When I was in high school, I passed notes to fellow students using the old-fashioned pencil and scrap paper. Fast forward to 2012, it’s tweets on your mobile phones. With a professor making it all legit! But, you do have to wonder, how much of that texting and tweeting is actually about the content being taught in class. If not, then I believe it hinders learning, and not helping students.

From the use of one technology to an integrated mix of technologies—that’s where we are headed. In my learning experience at work last month, I was on skype with my co-worker who used Gotomeeting as the screen-sharing software to show me what she was doing. While the intent was good, these two tools did not necessarily play well with each other. And, I ended up getting pretty frustrated trying to figure out how things work in tandem. Definitely made my learning harder than easier. Some day, hopefully, tool makers will find a way to make their products more compatible with each other.

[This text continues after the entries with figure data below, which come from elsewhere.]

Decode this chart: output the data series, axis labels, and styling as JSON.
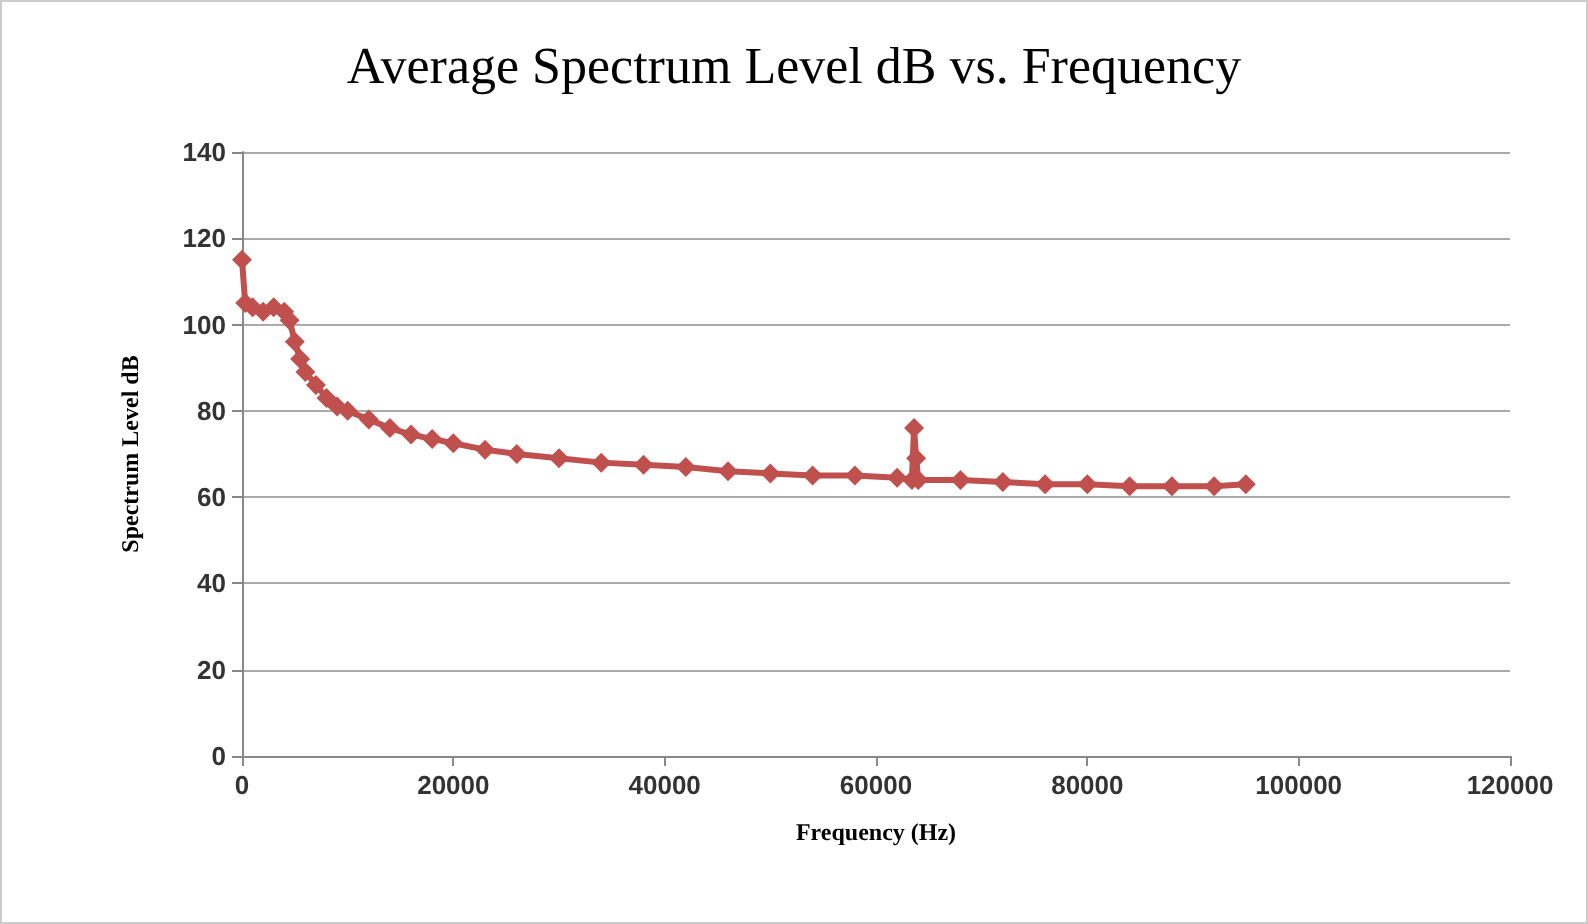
{
  "chart_data": {
    "type": "line",
    "title": "Average Spectrum Level dB vs. Frequency",
    "xlabel": "Frequency (Hz)",
    "ylabel": "Spectrum Level dB",
    "series": [
      {
        "color": "#c0504d",
        "x": [
          0,
          300,
          1000,
          2000,
          3000,
          4000,
          4500,
          5000,
          5500,
          6000,
          7000,
          8000,
          9000,
          10000,
          12000,
          14000,
          16000,
          18000,
          20000,
          23000,
          26000,
          30000,
          34000,
          38000,
          42000,
          46000,
          50000,
          54000,
          58000,
          62000,
          63400,
          63600,
          63800,
          64000,
          68000,
          72000,
          76000,
          80000,
          84000,
          88000,
          92000,
          95000
        ],
        "values": [
          115,
          105,
          104,
          103,
          104,
          103,
          101,
          96,
          92,
          89,
          86,
          83,
          81,
          80,
          78,
          76,
          74.5,
          73.5,
          72.5,
          71,
          70,
          69,
          68,
          67.5,
          67,
          66,
          65.5,
          65,
          65,
          64.5,
          64,
          76,
          69,
          64,
          64,
          63.5,
          63,
          63,
          62.5,
          62.5,
          62.5,
          63
        ]
      }
    ],
    "xlim": [
      0,
      120000
    ],
    "xticks": [
      0,
      20000,
      40000,
      60000,
      80000,
      100000,
      120000
    ],
    "ylim": [
      0,
      140
    ],
    "yticks": [
      0,
      20,
      40,
      60,
      80,
      100,
      120,
      140
    ],
    "grid": "y",
    "marker": "diamond",
    "line_style": "solid"
  }
}
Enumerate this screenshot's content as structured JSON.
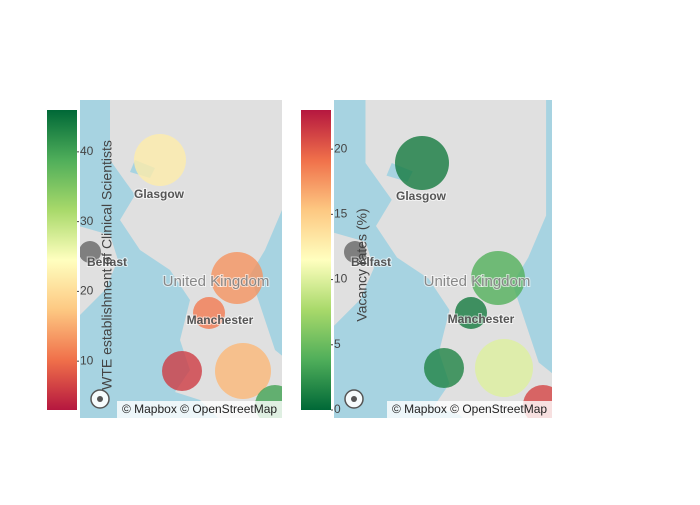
{
  "maps": [
    {
      "colorbar": {
        "title": "WTE establishment of Clinical Scientists",
        "cmin": 3,
        "cmax": 46,
        "ticks": [
          10,
          20,
          30,
          40
        ],
        "colorscale": [
          "#b5173f",
          "#f0704a",
          "#fdc882",
          "#ffffbf",
          "#a8d96a",
          "#4fae5a",
          "#006837"
        ]
      },
      "labels": [
        "Glasgow",
        "Belfast",
        "United Kingdom",
        "Manchester"
      ],
      "bubbles": {
        "values": [
          22,
          null,
          13,
          11,
          6,
          16,
          40
        ]
      },
      "attribution": "© Mapbox © OpenStreetMap"
    },
    {
      "colorbar": {
        "title": "Vacancy rates (%)",
        "cmin": 0,
        "cmax": 23,
        "ticks": [
          0,
          5,
          10,
          15,
          20
        ],
        "colorscale": [
          "#006837",
          "#4fae5a",
          "#a8d96a",
          "#ffffbf",
          "#fdc882",
          "#f0704a",
          "#b5173f"
        ]
      },
      "labels": [
        "Glasgow",
        "Belfast",
        "United Kingdom",
        "Manchester"
      ],
      "bubbles": {
        "values": [
          1,
          null,
          4,
          1,
          1.5,
          10,
          21
        ]
      },
      "attribution": "© Mapbox © OpenStreetMap"
    }
  ]
}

I was intrigued by some of the findings in the article “Learning in the 21st century: 2011 Trends Update.” I am encouraged that online learning is increasing because teachers and administrators are absorbing it more than before. But, teachers also still seem to be less interested in teaching an online class. After talking to a friend who serves as a mentor for Apex learning, an elearning solution provider, I think I understand more about the reasons for hesitation. As a mentor online, my friend feels that her workday is no longer confinable to a 9-5 shift. That’s the price she pays for learners having more personalized learning. And, as much as she likes the new, cooler technologies, keeping up with it takes more of her time. Perhaps, the next generation of teachers will not have this problem because they are already growing up with so much web 2.0 stuff.

For the past four years, being a student of the 100% online IST program was a great experience for me. But, I must admit that in hindsight, I would have preferred blended learning even more. Meeting my professors and fellow classmates (especially while working with them on projects collaboratively).

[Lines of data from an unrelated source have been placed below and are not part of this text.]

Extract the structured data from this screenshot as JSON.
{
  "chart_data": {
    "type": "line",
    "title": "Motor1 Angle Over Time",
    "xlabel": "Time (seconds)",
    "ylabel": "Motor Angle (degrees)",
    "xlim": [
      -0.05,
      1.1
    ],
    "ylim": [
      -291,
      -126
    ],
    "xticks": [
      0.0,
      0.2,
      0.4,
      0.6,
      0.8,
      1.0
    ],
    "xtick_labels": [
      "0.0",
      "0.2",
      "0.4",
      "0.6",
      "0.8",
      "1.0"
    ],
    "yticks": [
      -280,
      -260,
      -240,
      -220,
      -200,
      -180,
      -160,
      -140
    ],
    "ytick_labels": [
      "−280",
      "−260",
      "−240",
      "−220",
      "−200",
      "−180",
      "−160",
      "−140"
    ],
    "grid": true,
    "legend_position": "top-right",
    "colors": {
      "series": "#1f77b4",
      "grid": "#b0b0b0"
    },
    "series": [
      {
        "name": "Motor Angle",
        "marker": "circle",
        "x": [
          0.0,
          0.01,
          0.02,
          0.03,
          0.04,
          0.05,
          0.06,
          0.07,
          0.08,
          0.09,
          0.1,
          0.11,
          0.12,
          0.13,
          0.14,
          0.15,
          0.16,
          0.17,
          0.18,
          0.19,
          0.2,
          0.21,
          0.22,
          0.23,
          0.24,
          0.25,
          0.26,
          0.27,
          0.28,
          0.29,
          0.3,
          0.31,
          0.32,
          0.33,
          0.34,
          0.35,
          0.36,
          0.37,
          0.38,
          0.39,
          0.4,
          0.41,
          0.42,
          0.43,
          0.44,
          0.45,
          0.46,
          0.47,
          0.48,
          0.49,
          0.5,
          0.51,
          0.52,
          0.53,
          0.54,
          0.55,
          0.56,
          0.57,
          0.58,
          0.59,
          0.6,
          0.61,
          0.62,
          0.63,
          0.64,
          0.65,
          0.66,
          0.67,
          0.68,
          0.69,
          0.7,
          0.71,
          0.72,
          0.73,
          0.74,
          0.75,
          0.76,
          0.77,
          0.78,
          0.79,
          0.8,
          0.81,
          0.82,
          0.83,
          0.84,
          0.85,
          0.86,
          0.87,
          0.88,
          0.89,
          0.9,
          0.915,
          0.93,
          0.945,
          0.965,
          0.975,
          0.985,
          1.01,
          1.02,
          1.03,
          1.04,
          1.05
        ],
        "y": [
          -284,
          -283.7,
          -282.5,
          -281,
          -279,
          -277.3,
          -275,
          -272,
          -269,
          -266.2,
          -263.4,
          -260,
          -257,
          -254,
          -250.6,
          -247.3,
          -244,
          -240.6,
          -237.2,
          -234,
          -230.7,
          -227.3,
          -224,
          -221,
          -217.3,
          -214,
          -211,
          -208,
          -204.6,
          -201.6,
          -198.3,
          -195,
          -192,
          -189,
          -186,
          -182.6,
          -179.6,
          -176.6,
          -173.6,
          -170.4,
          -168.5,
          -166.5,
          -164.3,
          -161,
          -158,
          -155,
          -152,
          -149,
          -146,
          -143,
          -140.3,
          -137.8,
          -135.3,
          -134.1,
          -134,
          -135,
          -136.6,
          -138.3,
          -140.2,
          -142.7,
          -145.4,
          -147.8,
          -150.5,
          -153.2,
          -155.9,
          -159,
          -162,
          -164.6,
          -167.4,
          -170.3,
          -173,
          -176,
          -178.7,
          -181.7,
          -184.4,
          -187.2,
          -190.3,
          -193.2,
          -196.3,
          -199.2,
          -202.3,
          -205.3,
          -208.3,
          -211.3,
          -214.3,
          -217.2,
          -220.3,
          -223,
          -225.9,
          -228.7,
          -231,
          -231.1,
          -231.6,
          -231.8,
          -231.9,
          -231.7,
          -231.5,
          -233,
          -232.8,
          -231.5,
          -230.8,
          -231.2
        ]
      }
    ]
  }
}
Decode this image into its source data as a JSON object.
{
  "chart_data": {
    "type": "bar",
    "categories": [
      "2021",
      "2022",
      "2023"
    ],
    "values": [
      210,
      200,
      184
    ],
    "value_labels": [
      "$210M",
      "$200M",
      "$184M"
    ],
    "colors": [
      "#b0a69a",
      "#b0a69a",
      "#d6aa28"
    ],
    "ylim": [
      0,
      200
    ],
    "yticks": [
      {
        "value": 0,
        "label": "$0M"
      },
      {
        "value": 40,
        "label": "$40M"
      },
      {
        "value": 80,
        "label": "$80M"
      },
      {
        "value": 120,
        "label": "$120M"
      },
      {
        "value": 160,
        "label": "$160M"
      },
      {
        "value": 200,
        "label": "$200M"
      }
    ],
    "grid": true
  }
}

Coming to the report “Keeping pace with K-12 online learning, let me begin with a full disclosure here. I did not read the entire report. But, skimmed through those parts that I found appealing. I was very surprised that 27 states have at least one full-time online school. I’m curious why parents would enroll their children in a 100% virtual school. What are they doing different to ensure that their children’s social development as well? And if they have cracked that code, does that mean their children have to spend additional time for it?

I liked that the authors of this article emphasize the importance of not making technology the main player in online schools. It’s still about the learners (with the help of the instructors and parents, of course.) So glad we are not losing the human touch…yet.

I found myself re-reading the section on whether online and face-to-face instructions require significantly different instructional practices and strategies. I like that online allows students more opportunity to gain mastery.

Ah, coming to mobile learning. This is one technology advancement that I’m not sure about. Learning using that itty-bitty screen, to me, seems uncomfortable. Now, tablets I’m perfectly ok with. Unless I’m learning to a lecture using my mobile device, I find my learning experience unsatisfactory usually. Everything else about online and blended learning, melikey.